If it wasn’t for the AUR, I would likely still be using openSUSE and/or Mint, resorting to the PackMan Repository and PPAs, respectively.
I’m not a fan of the “version freeze policy” used by Debian and distros based from it (e.g, Ubuntu, Mint), as it’s really arbitrary for most software (with exception to critical and flagship packages, such as the kernel and libraries.)
It’s not uncommon to be on a “stable” LTS version, such as Ubuntu 20.04, and be stuck with buggy software in which the upstream developers have fixed the issues, yet the package will never be in the official repositories because, heaven forbid, “version 3.0.5 is a higher number than 3.0.4!” (Even though the bug is fixed in version 3.0.5!)
How this is considered “more stable” and “safer” is beyond me.
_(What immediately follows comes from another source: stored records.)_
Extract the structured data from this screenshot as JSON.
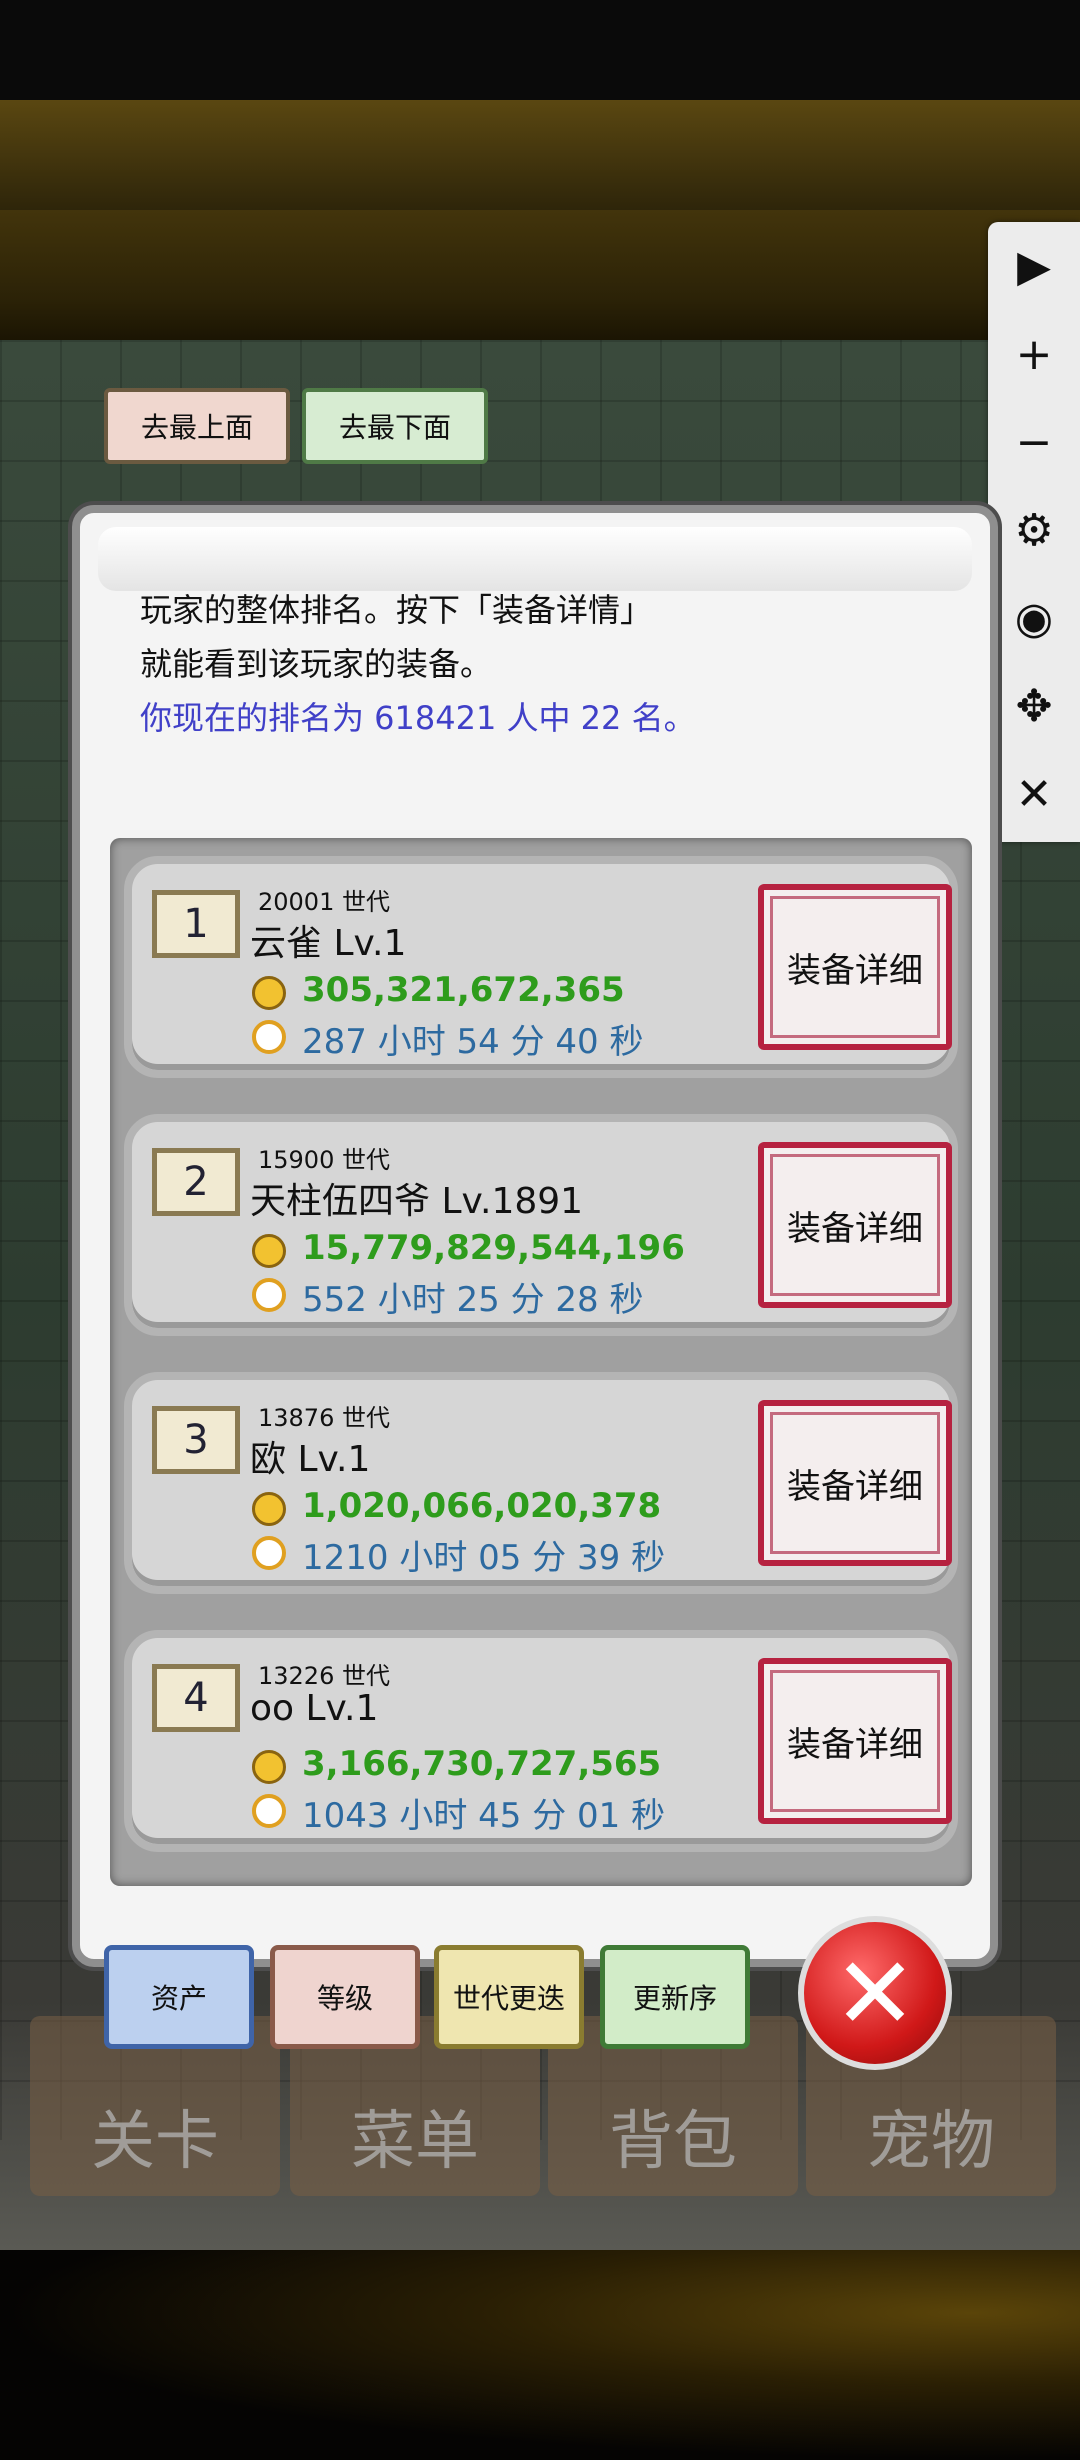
{
  "toolbar": {
    "items": [
      {
        "name": "play-icon",
        "glyph": "▶"
      },
      {
        "name": "plus-icon",
        "glyph": "+"
      },
      {
        "name": "minus-icon",
        "glyph": "−"
      },
      {
        "name": "gear-icon",
        "glyph": "⚙"
      },
      {
        "name": "eye-icon",
        "glyph": "◉"
      },
      {
        "name": "move-icon",
        "glyph": "✥"
      },
      {
        "name": "close-icon",
        "glyph": "✕"
      }
    ]
  },
  "nav": {
    "go_top": "去最上面",
    "go_bottom": "去最下面"
  },
  "dialog": {
    "intro_line1": "玩家的整体排名。按下「装备详情」",
    "intro_line2": "就能看到该玩家的装备。",
    "rank_line": "你现在的排名为 618421 人中 22 名。"
  },
  "rankings": [
    {
      "rank": "1",
      "generation": "20001 世代",
      "name": "云雀 Lv.1",
      "money": "305,321,672,365",
      "time": "287 小时 54 分 40 秒",
      "button": "装备详细"
    },
    {
      "rank": "2",
      "generation": "15900 世代",
      "name": "天柱伍四爷 Lv.1891",
      "money": "15,779,829,544,196",
      "time": "552 小时 25 分 28 秒",
      "button": "装备详细"
    },
    {
      "rank": "3",
      "generation": "13876 世代",
      "name": "欧 Lv.1",
      "money": "1,020,066,020,378",
      "time": "1210 小时 05 分 39 秒",
      "button": "装备详细"
    },
    {
      "rank": "4",
      "generation": "13226 世代",
      "name": "oo Lv.1",
      "money": "3,166,730,727,565",
      "time": "1043 小时 45 分 01 秒",
      "button": "装备详细"
    }
  ],
  "sort_buttons": {
    "assets": "资产",
    "level": "等级",
    "generation": "世代更迭",
    "refresh": "更新序"
  },
  "close_glyph": "✕",
  "bottom_tabs": {
    "stage": "关卡",
    "menu": "菜单",
    "bag": "背包",
    "pet": "宠物"
  }
}
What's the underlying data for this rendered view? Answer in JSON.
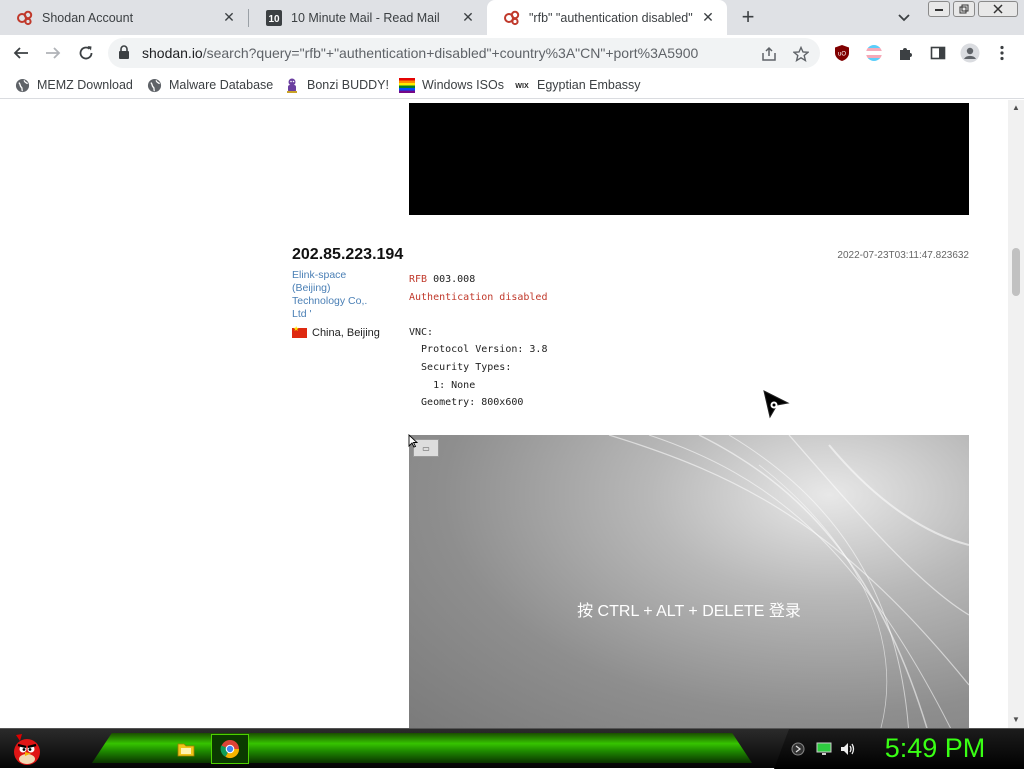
{
  "browser": {
    "tabs": [
      {
        "title": "Shodan Account",
        "icon": "shodan-icon",
        "active": false
      },
      {
        "title": "10 Minute Mail - Read Mail",
        "icon": "10minutemail-icon",
        "active": false
      },
      {
        "title": "\"rfb\" \"authentication disabled\" co",
        "icon": "shodan-icon",
        "active": true
      }
    ],
    "new_tab_label": "+",
    "url_host": "shodan.io",
    "url_path": "/search?query=\"rfb\"+\"authentication+disabled\"+country%3A\"CN\"+port%3A5900",
    "extensions": [
      "ublock-icon",
      "trans-flag-icon",
      "puzzle-icon",
      "sidepanel-icon",
      "profile-icon",
      "menu-icon"
    ]
  },
  "bookmarks": [
    {
      "label": "MEMZ Download",
      "icon": "globe-icon"
    },
    {
      "label": "Malware Database",
      "icon": "globe-icon"
    },
    {
      "label": "Bonzi BUDDY!",
      "icon": "bonzi-icon"
    },
    {
      "label": "Windows ISOs",
      "icon": "windows-icon"
    },
    {
      "label": "Egyptian Embassy",
      "icon": "wix-icon"
    }
  ],
  "result": {
    "ip": "202.85.223.194",
    "timestamp": "2022-07-23T03:11:47.823632",
    "org": "Elink-space (Beijing) Technology Co,. Ltd '",
    "location": "China, Beijing",
    "banner_line1_prefix": "RFB",
    "banner_line1_value": " 003.008",
    "banner_auth": "Authentication disabled",
    "banner_body": "VNC:\n  Protocol Version: 3.8\n  Security Types:\n    1: None\n  Geometry: 800x600",
    "screenshot_message": "按 CTRL + ALT + DELETE 登录"
  },
  "taskbar": {
    "clock": "5:49 PM",
    "apps": [
      "folder-icon",
      "chrome-icon"
    ],
    "tray": [
      "network-icon",
      "monitor-icon",
      "volume-icon"
    ],
    "accent": "#39ff14"
  }
}
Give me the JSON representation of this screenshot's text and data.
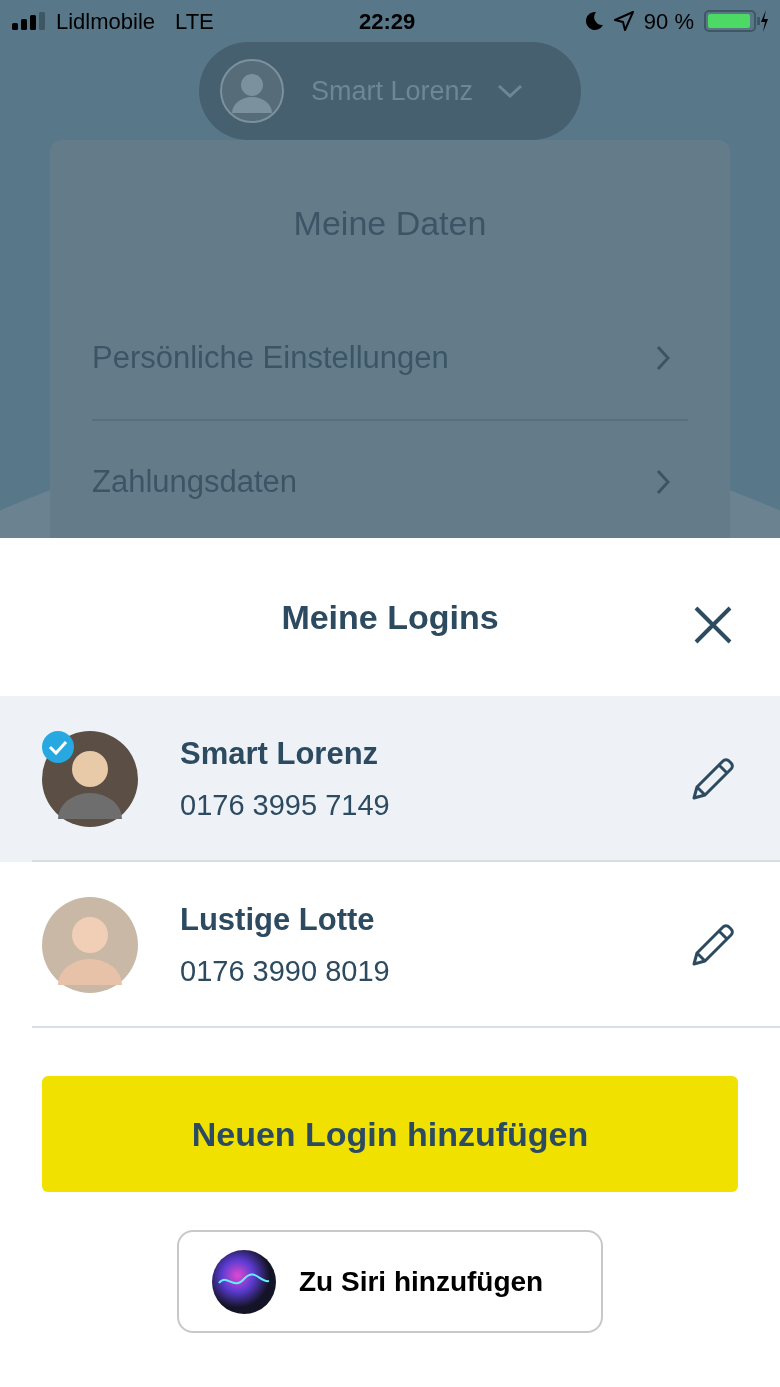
{
  "status_bar": {
    "carrier": "Lidlmobile",
    "network": "LTE",
    "time": "22:29",
    "battery": "90 %"
  },
  "profile_switcher": {
    "name": "Smart Lorenz"
  },
  "card": {
    "title": "Meine Daten",
    "items": [
      {
        "label": "Persönliche Einstellungen"
      },
      {
        "label": "Zahlungsdaten"
      }
    ]
  },
  "sheet": {
    "title": "Meine Logins",
    "logins": [
      {
        "name": "Smart Lorenz",
        "phone": "0176 3995 7149",
        "selected": true
      },
      {
        "name": "Lustige Lotte",
        "phone": "0176 3990 8019",
        "selected": false
      }
    ],
    "add_button": "Neuen Login hinzufügen",
    "siri_button": "Zu Siri hinzufügen"
  }
}
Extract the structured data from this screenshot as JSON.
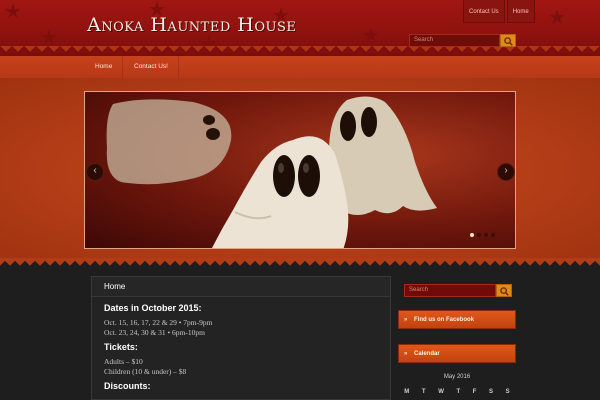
{
  "site": {
    "title": "Anoka Haunted House"
  },
  "top_links": [
    {
      "label": "Contact Us"
    },
    {
      "label": "Home"
    }
  ],
  "header_search": {
    "placeholder": "Search"
  },
  "nav": [
    {
      "label": "Home"
    },
    {
      "label": "Contact Us!"
    }
  ],
  "slider": {
    "slide_count": 4,
    "active_slide": 1
  },
  "content": {
    "title": "Home",
    "dates_heading": "Dates in October 2015:",
    "dates_line1": "Oct. 15, 16, 17, 22 & 29 • 7pm-9pm",
    "dates_line2": "Oct. 23, 24, 30 & 31 • 6pm-10pm",
    "tickets_heading": "Tickets:",
    "tickets_adults": "Adults – $10",
    "tickets_children": "Children (10 & under) – $8",
    "discounts_heading": "Discounts:"
  },
  "sidebar": {
    "search_placeholder": "Search",
    "facebook_label": "Find us on Facebook",
    "calendar_label": "Calendar",
    "calendar_month": "May 2016",
    "calendar_days": [
      "M",
      "T",
      "W",
      "T",
      "F",
      "S",
      "S"
    ]
  },
  "colors": {
    "header": "#9a1510",
    "nav": "#c2401a",
    "accent": "#e0581a",
    "page_bg": "#1e1e1e"
  }
}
Luckily, for rolling release distros, such as Arch, Manjaro, and openSUSE Tumbleweed, you inherent upstream bugfixes (for all software, not just “crucial”) simply by keeping your system up-to-date without having to resort to PPAs, Flatpacks, abandoned repositories, and so on. (Not to mention the fact that the latest version of said application might not even exist in an official PPA!)
"The package system format (.deb, .rpm, .zst) is a moot point as long as the availability of software is within reach, such as using the AUR. There’s a good chance your package either exists in the official Manjaro / Arch repos or the AUR. Just because some websites offer an installer in .deb format, doesn’t mean Debian- and Ubuntu-based distros have the widest availability of software in the world of desktop Linux.